Kinshasa, 28 janvier 2026 —
L’Association Congolaise pour l’Accès à la Justice (ACAJ) a salué la condamnation de trois magistrats à Lubumbashi, tout en appelant à une lutte plus rigoureuse et systémique contre l’impunité au sein du système judiciaire congolais.
Dans un communiqué de presse rendu public ce jeudi et dont une copie est parvenue à la rédaction de Yaelnews.net, l’ACAJ indique avoir suivi avec une attention soutenue le procès en flagrance ayant conduit, le lundi 26 janvier 2026, à la condamnation de trois juges de la Cour d’appel de Kalemie ainsi que d’un opérateur économique, par la Cour d’appel du Haut-Katanga.
Il s’agit de Messieurs ZANTOKO MAYIKILA Hervé, MBELE LALO Christophe, condamnés chacun à 36 mois de servitude pénale, et de Monsieur ASANGA KABALO Raphaël, condamné à 15 mois de prison, pour faits de corruption.
L’opérateur économique KAFWIMBI KIWELE Joseph, reconnu corrupteur, a quant à lui été condamné à 24 mois de prison ferme.
L’ACAJ prend également acte des peines complémentaires prononcées à l’encontre des magistrats condamnés, notamment leur inéligibilité, leur interdiction d’accès aux fonctions publiques, ainsi que leur exclusion de toute responsabilité au sein des institutions bancaires et des marchés publics.
Toutefois, l’organisation de défense des droits humains déplore le caractère complaisant des peines privatives de liberté infligées aux juges, estimant que celles-ci auraient dû se situer entre 10 et 20 ans de prison ferme, au regard de la gravité des faits reprochés.

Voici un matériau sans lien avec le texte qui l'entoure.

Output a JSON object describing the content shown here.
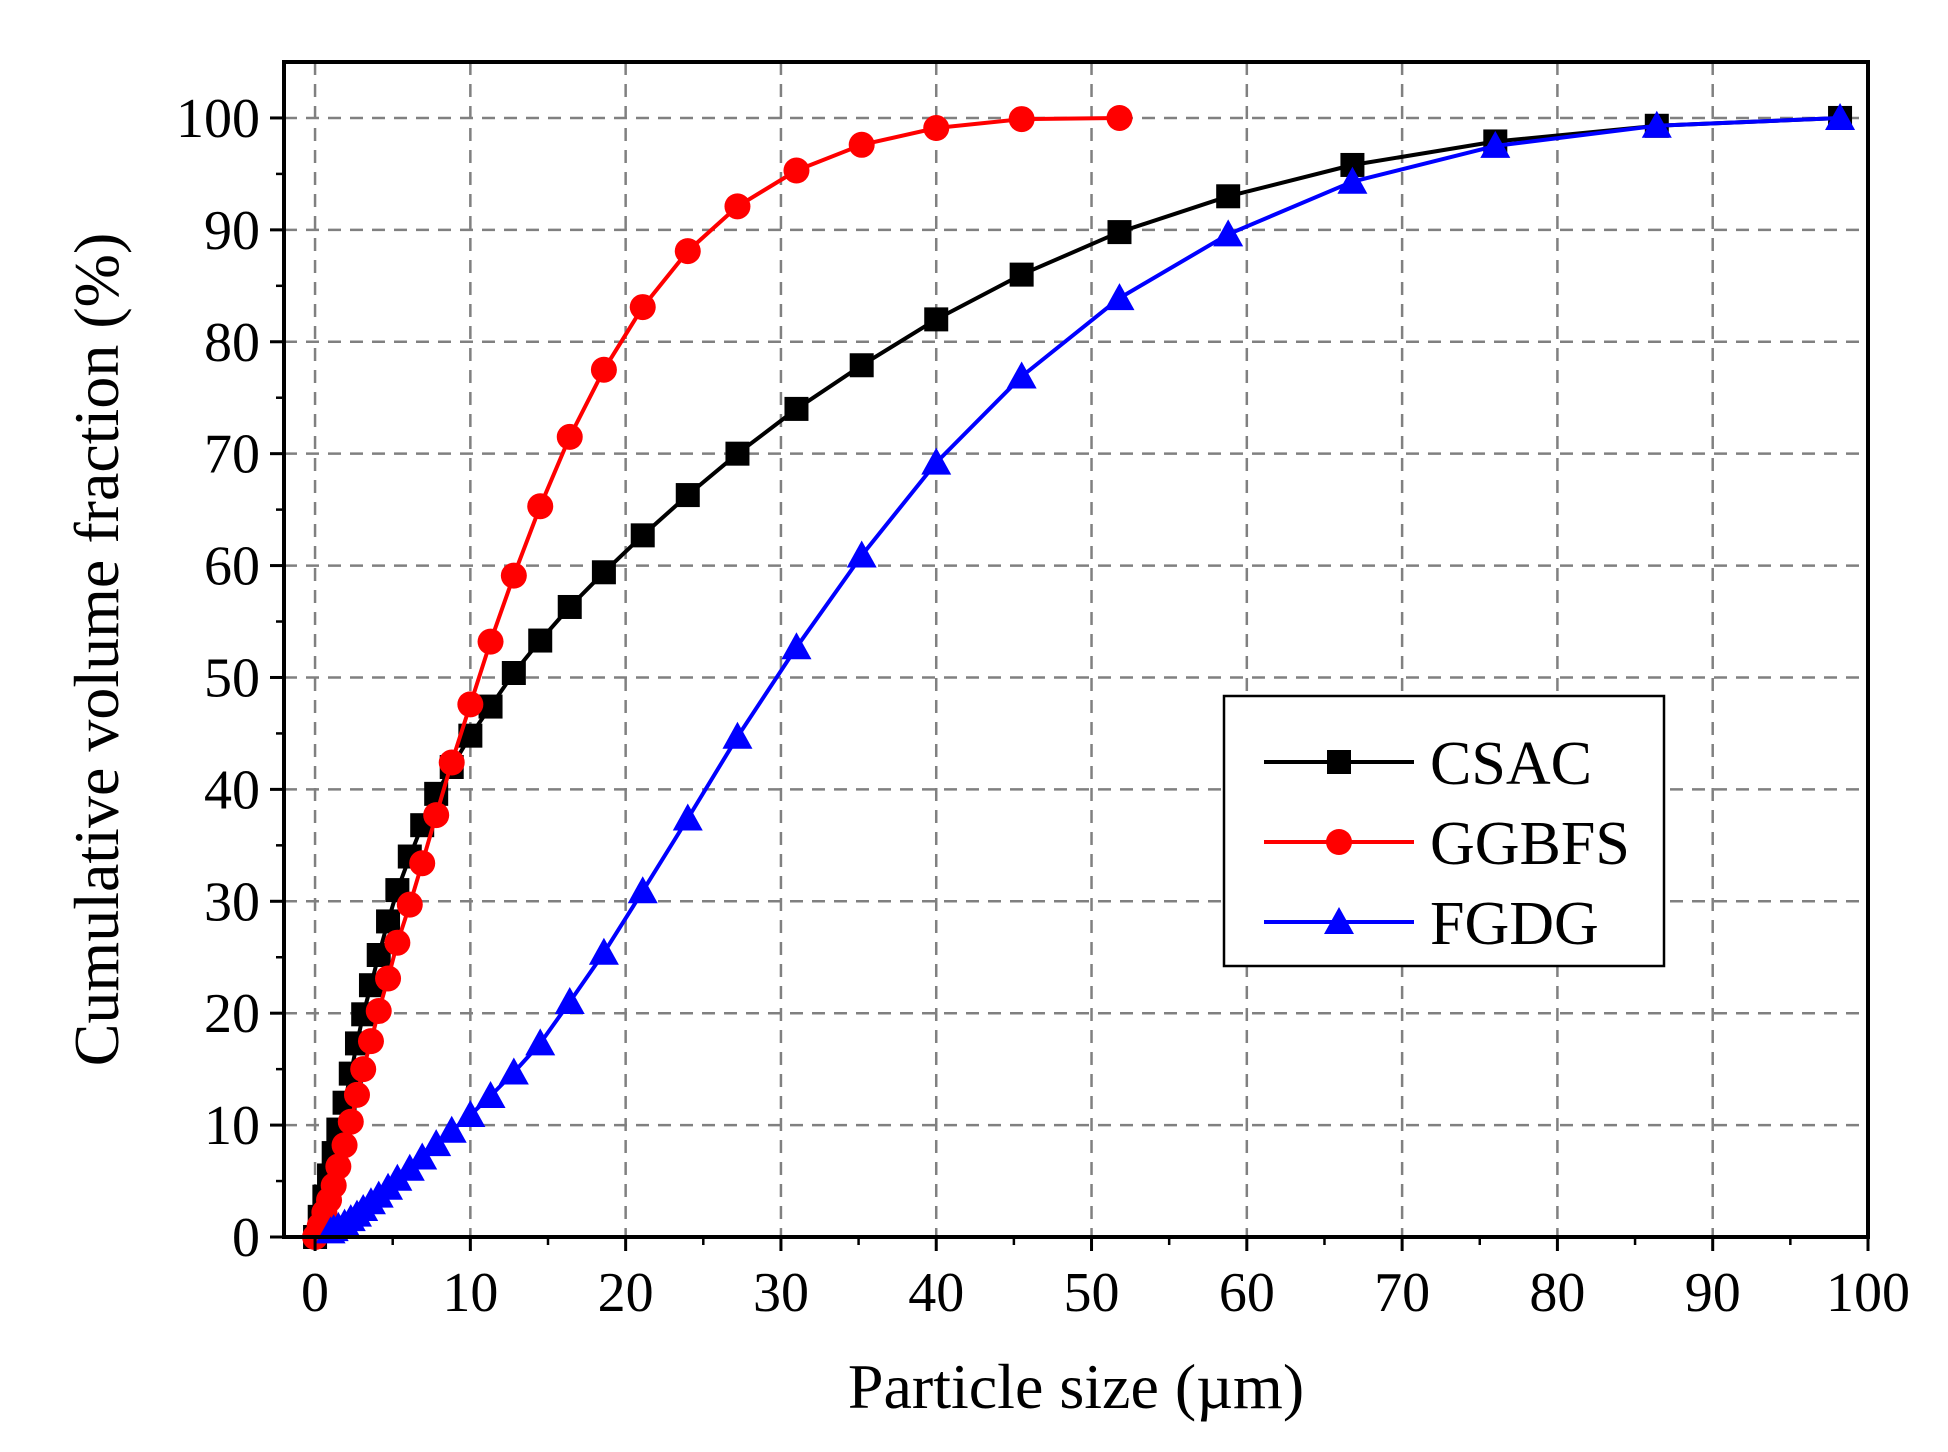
{
  "chart_data": {
    "type": "line",
    "title": "",
    "xlabel": "Particle size (µm)",
    "ylabel": "Cumulative volume fraction (%)",
    "xlim": [
      -2,
      100
    ],
    "ylim": [
      0,
      105
    ],
    "xticks": [
      0,
      10,
      20,
      30,
      40,
      50,
      60,
      70,
      80,
      90,
      100
    ],
    "yticks": [
      0,
      10,
      20,
      30,
      40,
      50,
      60,
      70,
      80,
      90,
      100
    ],
    "xtick_labels": [
      "0",
      "10",
      "20",
      "30",
      "40",
      "50",
      "60",
      "70",
      "80",
      "90",
      "100"
    ],
    "ytick_labels": [
      "0",
      "10",
      "20",
      "30",
      "40",
      "50",
      "60",
      "70",
      "80",
      "90",
      "100"
    ],
    "grid": true,
    "legend_position": "center-right",
    "series": [
      {
        "name": "CSAC",
        "color": "#000000",
        "marker": "square",
        "x": [
          0,
          0.3,
          0.6,
          0.9,
          1.2,
          1.5,
          1.9,
          2.3,
          2.7,
          3.1,
          3.6,
          4.1,
          4.7,
          5.3,
          6.1,
          6.9,
          7.8,
          8.8,
          10,
          11.3,
          12.8,
          14.5,
          16.4,
          18.6,
          21.1,
          24,
          27.2,
          31,
          35.2,
          40,
          45.5,
          51.8,
          58.8,
          66.8,
          76,
          86.4,
          98.2
        ],
        "y": [
          0,
          1.8,
          3.6,
          5.5,
          7.5,
          9.6,
          12,
          14.6,
          17.3,
          19.9,
          22.5,
          25.2,
          28.2,
          31,
          34,
          36.8,
          39.6,
          42,
          44.8,
          47.4,
          50.4,
          53.3,
          56.3,
          59.4,
          62.7,
          66.3,
          70,
          74,
          77.9,
          82,
          86,
          89.8,
          93,
          95.8,
          97.9,
          99.3,
          100
        ]
      },
      {
        "name": "GGBFS",
        "color": "#ff0000",
        "marker": "circle",
        "x": [
          0,
          0.3,
          0.6,
          0.9,
          1.2,
          1.5,
          1.9,
          2.3,
          2.7,
          3.1,
          3.6,
          4.1,
          4.7,
          5.3,
          6.1,
          6.9,
          7.8,
          8.8,
          10,
          11.3,
          12.8,
          14.5,
          16.4,
          18.6,
          21.1,
          24,
          27.2,
          31,
          35.2,
          40,
          45.5,
          51.8
        ],
        "y": [
          0,
          1,
          2.2,
          3.3,
          4.6,
          6.3,
          8.2,
          10.3,
          12.7,
          15,
          17.5,
          20.2,
          23.1,
          26.3,
          29.7,
          33.4,
          37.7,
          42.4,
          47.6,
          53.2,
          59.1,
          65.3,
          71.5,
          77.5,
          83.1,
          88.1,
          92.1,
          95.3,
          97.6,
          99.1,
          99.9,
          100
        ]
      },
      {
        "name": "FGDG",
        "color": "#0000ff",
        "marker": "triangle",
        "x": [
          1,
          1.2,
          1.5,
          1.9,
          2.3,
          2.7,
          3.1,
          3.6,
          4.1,
          4.7,
          5.3,
          6.1,
          6.9,
          7.8,
          8.8,
          10,
          11.3,
          12.8,
          14.5,
          16.4,
          18.6,
          21.1,
          24,
          27.2,
          31,
          35.2,
          40,
          45.5,
          51.8,
          58.8,
          66.8,
          76,
          86.4,
          98.2
        ],
        "y": [
          0.5,
          0.7,
          0.9,
          1.2,
          1.6,
          2,
          2.5,
          3.1,
          3.7,
          4.4,
          5.2,
          6.1,
          7.1,
          8.3,
          9.5,
          10.9,
          12.6,
          14.7,
          17.3,
          21,
          25.4,
          30.9,
          37.4,
          44.7,
          52.7,
          60.9,
          69.2,
          76.9,
          83.9,
          89.6,
          94.3,
          97.5,
          99.3,
          100
        ]
      }
    ]
  }
}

Selon l’ACAJ, ces magistrats ont non seulement trahi la confiance du peuple congolais, mais surtout celle des victimes directes et indirectes de faits de viol, dossiers pour lesquels ils étaient saisis. L’association regrette également l’absence d’indemnisation des victimes.
En conséquence, l’ACAJ exhorte le ministère public à exercer un pourvoi en cassation contre l’arrêt de la Cour d’appel du Haut-Katanga, tant pour la légèreté des peines que pour l’absence de réparation en faveur des victimes. À défaut, elle recommande au Ministre d’État, Ministre de la Justice et Garde des Sceaux, de faire usage de son pouvoir d’injonction.
Par ailleurs, l’ACAJ appelle la Fédération des Entreprises du Congo (FEC) à sensibiliser ses membres afin qu’ils se départissent définitivement des pratiques de corruption, au risque de subir des sanctions similaires. Les fraudes douanières et fiscales, les spoliations de biens publics ou privés ainsi que le blanchiment de capitaux doivent, insiste-t-elle, être définitivement bannis en République démocratique du Congo.
La société civile et l’ensemble de la population sont également invités à redoubler de vigilance et à dénoncer toute pratique corruptive auprès des instances judiciaires compétentes.
Enfin, l’ACAJ annonce le lancement d’un plaidoyer actif auprès du Conseil Supérieur de la Magistrature, du Ministre d’État en charge de la Justice, de la Première Ministre ainsi que du Président de la République, afin que les trois magistrats condamnés soient révoqués de la magistrature.